Em nota enviada à comunicação social, o CDS-PP Açores revela que a nova plataforma, ao contrário do que foi anunciado, “em vez de simplificar, introduziu mais burocracia, mais exigências, mais obstáculos e mais tempo de espera para o reembolso num mecanismo que deveria ser simples, rápido e eficaz”.
“A realidade é que, apesar de, em determinados períodos, existirem filas nas estações dos CTT, muitos açorianos recebiam o reembolso na hora. Hoje, com a nova plataforma, os pedidos dependem de validações digitais e podem demorar vários dias até serem processados e pagos”, alerta o partido.

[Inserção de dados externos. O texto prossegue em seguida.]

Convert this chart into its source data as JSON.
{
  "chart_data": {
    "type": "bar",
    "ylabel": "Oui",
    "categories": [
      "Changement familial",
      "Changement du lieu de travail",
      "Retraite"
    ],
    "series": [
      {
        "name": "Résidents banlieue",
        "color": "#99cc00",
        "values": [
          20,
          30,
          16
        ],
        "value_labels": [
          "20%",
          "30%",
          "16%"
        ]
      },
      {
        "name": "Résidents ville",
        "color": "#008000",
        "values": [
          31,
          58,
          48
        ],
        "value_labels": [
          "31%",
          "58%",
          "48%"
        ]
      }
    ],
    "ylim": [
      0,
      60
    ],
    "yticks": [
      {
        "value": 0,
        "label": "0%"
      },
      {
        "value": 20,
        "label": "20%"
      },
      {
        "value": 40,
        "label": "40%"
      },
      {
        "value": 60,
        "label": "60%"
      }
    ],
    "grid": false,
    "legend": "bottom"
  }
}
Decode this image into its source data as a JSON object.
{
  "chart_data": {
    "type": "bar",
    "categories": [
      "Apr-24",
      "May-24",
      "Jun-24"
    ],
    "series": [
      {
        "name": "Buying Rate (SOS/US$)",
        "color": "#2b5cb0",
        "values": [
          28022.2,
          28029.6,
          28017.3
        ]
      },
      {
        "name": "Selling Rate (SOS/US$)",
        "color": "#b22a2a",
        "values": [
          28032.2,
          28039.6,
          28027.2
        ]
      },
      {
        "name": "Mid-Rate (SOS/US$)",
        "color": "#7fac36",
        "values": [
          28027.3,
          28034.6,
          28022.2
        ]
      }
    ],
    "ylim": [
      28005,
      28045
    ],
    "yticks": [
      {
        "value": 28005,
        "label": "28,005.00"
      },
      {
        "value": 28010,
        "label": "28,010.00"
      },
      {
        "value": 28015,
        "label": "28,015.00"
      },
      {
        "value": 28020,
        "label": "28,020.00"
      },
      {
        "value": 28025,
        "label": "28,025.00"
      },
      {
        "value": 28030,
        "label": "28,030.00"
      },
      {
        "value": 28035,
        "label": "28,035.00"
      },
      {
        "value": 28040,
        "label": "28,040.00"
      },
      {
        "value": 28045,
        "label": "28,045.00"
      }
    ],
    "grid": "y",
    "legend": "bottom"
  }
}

O partido refere que a nova lógica de cálculo do subsídio também altera profundamente o espírito do regime, ao dividir, na prática, o teto elegível da viagem em duas metades.
“O CDS-PP sempre se opôs à fixação de um teto máximo para o custo elegível das viagens, precisamente porque este limite poderia vir a penalizar os passageiros em determinados contextos”, afirma, e acrescenta: “ao separar artificialmente a ida e o regresso, o sistema agrava esse problema e pode penalizar passageiros cujas viagens tenham preços desproporcionais em cada trecho. O resultado é simples: há passageiros que podem passar a receber menos subsídio ou até pagar mais.”
Neste contexto, o CDS-PP afirma: “O que estas alterações revelam é uma preocupante falta de conhecimento da realidade insular”.